Ancak kızkuşu buna karşı çıktı: kendisi şimdiye kadar özgür yaşamıştı, özgür ölecekti! Korku içinde oraya buraya uçarken "Nerde kaliim, cik! Nerde kaliim, cik!" diye ötüp durdu. Sonra da ıssız bataklıktaki yandaşlarının yanma vardı.
Ama kuşlar bu konuyu tartışmak niyetindeydi. Güzel bir mayıs sabahı ormandaki ve tarladaki bütün kuşlar toplandı: kartal, ispinoz, baykuş, karga, tarlakuşu, serçe ve şu anda aklıma gelmeyen bir sürü kuş! Gugukkuşuyla, zangocunu beraberinde getiren ibibik bile geldi. Henüz isim takılmamış minik bir kuş da onlara katıldı.
Konudan nedense haberi olmayan tavuk bu kadar hayvanı bir arada görünce "Gı-dak, gı-daak, şu kuşlara baak!" diye hayret etmekten kendini alamadı. Ama horoz "Ö-öröö, korkma! Sakın panik yapma!" diyerek sevgili tavuğunu yatıştırdı.
Sonunda karar verildi. En yüksekten uçabilen kuş kral olacaktı!
Bunu duyan çalılıktaki yeşil kurbağa "Vrrak, vrrak, vrrak, vrrrak!" diye bağırdı, yani bu yolda çok gözyaşı dökülecek demek istiyordu.
Karga ise "Gaak!" dedi, yani seçim barışçıl olacak anlamında.
Kimse sonradan "Ben daha yükseğe uçabilirdim, ama hava karardığı için yapamadım" gibi laflar etmesin diye seçime hemen o güzel mayıs sabahı başladılar.
işaret verildikten sonra bütün kuşlar göğe yükseldi. Arkalarında bir toz yığını kaldı; bir kanat çırpmasıdır gitti; sanki gökyüzünü bir kara bulut kaplamıştı.
Az sonra küçük kuşlar yarışı yarıda bıraktı; daha fazla yükselemeyerek yere düştüler. Büyük olanları bir hayli dayandı, ama kimse kartala yetişemedi.
Kartal yükseldi, yükseldi; artık güneş gözüne girmeye başladı. Öbür kuşların peşinden gelmediğini görünce, "Daha ne uçacaksın ki?
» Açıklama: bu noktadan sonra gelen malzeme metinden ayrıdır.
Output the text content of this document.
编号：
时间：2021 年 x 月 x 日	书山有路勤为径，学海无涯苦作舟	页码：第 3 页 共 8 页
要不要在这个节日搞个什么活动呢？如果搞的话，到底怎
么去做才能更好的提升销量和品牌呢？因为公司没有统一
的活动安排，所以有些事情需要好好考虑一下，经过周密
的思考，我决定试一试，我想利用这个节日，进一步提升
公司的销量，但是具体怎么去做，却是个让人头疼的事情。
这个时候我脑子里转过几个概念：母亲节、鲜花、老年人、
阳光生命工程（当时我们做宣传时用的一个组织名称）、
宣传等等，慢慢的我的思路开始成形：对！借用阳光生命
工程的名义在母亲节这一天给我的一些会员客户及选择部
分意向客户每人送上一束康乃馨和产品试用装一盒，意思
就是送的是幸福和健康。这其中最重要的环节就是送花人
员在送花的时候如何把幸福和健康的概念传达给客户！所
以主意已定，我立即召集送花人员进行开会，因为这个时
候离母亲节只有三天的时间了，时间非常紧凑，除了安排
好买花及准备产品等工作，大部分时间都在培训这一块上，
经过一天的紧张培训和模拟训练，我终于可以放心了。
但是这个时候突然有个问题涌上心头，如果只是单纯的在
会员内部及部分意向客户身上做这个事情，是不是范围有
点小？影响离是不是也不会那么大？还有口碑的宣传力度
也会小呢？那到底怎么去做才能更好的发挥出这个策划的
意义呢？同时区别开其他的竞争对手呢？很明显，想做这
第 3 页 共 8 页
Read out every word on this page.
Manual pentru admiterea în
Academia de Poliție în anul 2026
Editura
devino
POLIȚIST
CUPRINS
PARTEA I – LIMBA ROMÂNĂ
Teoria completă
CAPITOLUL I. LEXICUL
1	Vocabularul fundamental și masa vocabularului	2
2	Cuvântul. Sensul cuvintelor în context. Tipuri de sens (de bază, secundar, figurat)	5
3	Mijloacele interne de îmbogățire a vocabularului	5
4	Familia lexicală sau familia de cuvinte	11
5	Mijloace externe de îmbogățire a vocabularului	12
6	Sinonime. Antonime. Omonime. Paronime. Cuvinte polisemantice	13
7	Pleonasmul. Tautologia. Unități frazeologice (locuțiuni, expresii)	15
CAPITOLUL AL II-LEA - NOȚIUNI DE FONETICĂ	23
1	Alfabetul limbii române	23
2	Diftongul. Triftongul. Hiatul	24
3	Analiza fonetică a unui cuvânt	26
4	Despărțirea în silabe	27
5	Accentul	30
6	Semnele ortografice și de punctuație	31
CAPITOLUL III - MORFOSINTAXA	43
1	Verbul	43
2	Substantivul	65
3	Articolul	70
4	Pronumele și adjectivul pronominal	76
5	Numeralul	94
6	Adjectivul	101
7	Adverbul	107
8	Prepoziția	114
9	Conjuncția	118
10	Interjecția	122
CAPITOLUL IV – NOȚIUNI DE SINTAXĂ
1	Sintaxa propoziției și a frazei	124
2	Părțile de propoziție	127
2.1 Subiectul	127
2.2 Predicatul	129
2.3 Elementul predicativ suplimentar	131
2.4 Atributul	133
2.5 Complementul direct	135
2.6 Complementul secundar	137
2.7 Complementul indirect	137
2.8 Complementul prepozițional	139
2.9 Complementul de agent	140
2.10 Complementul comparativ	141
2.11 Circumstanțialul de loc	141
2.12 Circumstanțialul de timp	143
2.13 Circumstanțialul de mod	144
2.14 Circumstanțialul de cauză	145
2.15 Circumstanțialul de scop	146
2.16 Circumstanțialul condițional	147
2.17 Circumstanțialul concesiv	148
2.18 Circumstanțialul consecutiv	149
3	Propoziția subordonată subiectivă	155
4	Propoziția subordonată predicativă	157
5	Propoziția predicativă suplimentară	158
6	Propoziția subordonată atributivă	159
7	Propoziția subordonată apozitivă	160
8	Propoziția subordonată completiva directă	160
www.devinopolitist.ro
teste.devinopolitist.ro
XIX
Artık kral sayılırsın!" diye düşünerek inişe başladı.
Onun altında kalan kuşların hepsi, "Kral sen olmalısın! Hiçbirimiz senin kadar yüksekten uçamadık!" dediler.
Ama kartalın göğüs tüyleri arasına saklanmış olan isimsiz minik kuş:
"Ben hariç!" diye haykırdı. O ana kadar hiç yorulmadığı için önce kartaldan ayrıldı ve hemen sonra daha yükseklere uçmaya başladı. O kadar yükseldi ki, Tanrı katına çıktı. Ondan sonra kanatlarını kısarak yere doğru indi ve çınlayan sesiyle "Kral benim! Kral benim!" diye seslendi.
"Sen mi bizim kralımız olacaksın? Sen kurnazlığa kaçtın, bizi oyuna getirdin!" diye öfkeyle bağrıştı kuşlar. Ve bu kez toprağın en altına düşecek olan kuşun kral olmasına karar verdiler.
Kaz kanatlarını aça aça göğsüyle karaya öyle bir iniş yaptı ki! Horozun toprağı eşelemesi görülecek gibiydi! Ördeğin başına daha kötüsü geldi: mezarlığa iniş yaparken bacaklarını yaraladı, paytak paytak bir su birikintisine daldı.
isimsiz kuşsa kendine bir fare deliği arayıp bulduktan sonra incecik sesiyle:
"Kral benim! Kral benim!" diye öttü.
"Sen mi kral olacaksın?" diye seslendi kuşlar. Bu kez daha öfkeliydiler. "Senin o numaranı yuttuk mu sanıyorsun?"
Ve onu deliğinde kapalı tutup aç bırakmaya karar verdiler. Baykuşu da nöbetçi olarak başına diktiler; hayatı pahasına da olsa o üçkâğıtçıyı dışarı bırakmayacaktı!
Akşam olduğunda bütün kuşlar uçmaktan yorulmuştu; hepsi çoluk çocuğunu ve eşini alarak yatmaya gitti.
Baykuş fare deliğinin önünde tek başına kaldı, ama o da yorgun düşmüştü.
Bir gözümü kaparım, ötekiyle nöbet tutarım! Yeter ki, ufaklık fare deliğinden çıkmasın diye düşündü. Ve bir gözünü kapadı, öbürküyle fare yuvasına baktı.
Minik kuş kafasını çıkararak kaçmayı denedi, ama baykuş hemen karşısına çıkınca yine yuvada kaldı. Bu kez baykuş yine bir gözünü kapayarak öbürünü açtı. Bütün bir gece böyle geçti. Bir keresinde bir gözünü kaparken öbürkünü açmayı unuttu ve iki gözü kapalıyken de uyuyakaldı. Minik kuş bunu fark edince oradan kaçıp gitti.
O günden sonra baykuş kimsenin gözüne gözükmedi, yoksa gördükleri yerde onun tüylerini yolacaklardı! Ancak geceleri uçtu ve toprağa böyle berbat delikler açan farelerin peşine düştü hep.
Minik kuş da pek gözükmez oldu; çünkü korkuyordu; yakalanırsa hali haraptı!
Bu nedenle hep çalılıklara tüneyip, etrafa bakındıktan ve kendini güvencede hissettikten sonra "Cik, cik; kral benim! Cik, cik; kral benim!" diye ötüp durdu. Bu yüzden de ona çalıkuşu adını taktılar.
Tarlakuşuysa çok keyifliydi, çünkü onun çalıkuşunu dinlemeye ihtiyacı yoktu. Güneş doğar doğmaz havaya uçuyor ve "Her-şey-ne-güzel! Her-şey-ne-güzel! Ah, her-şey-ne-güzel" diye ötüyordu.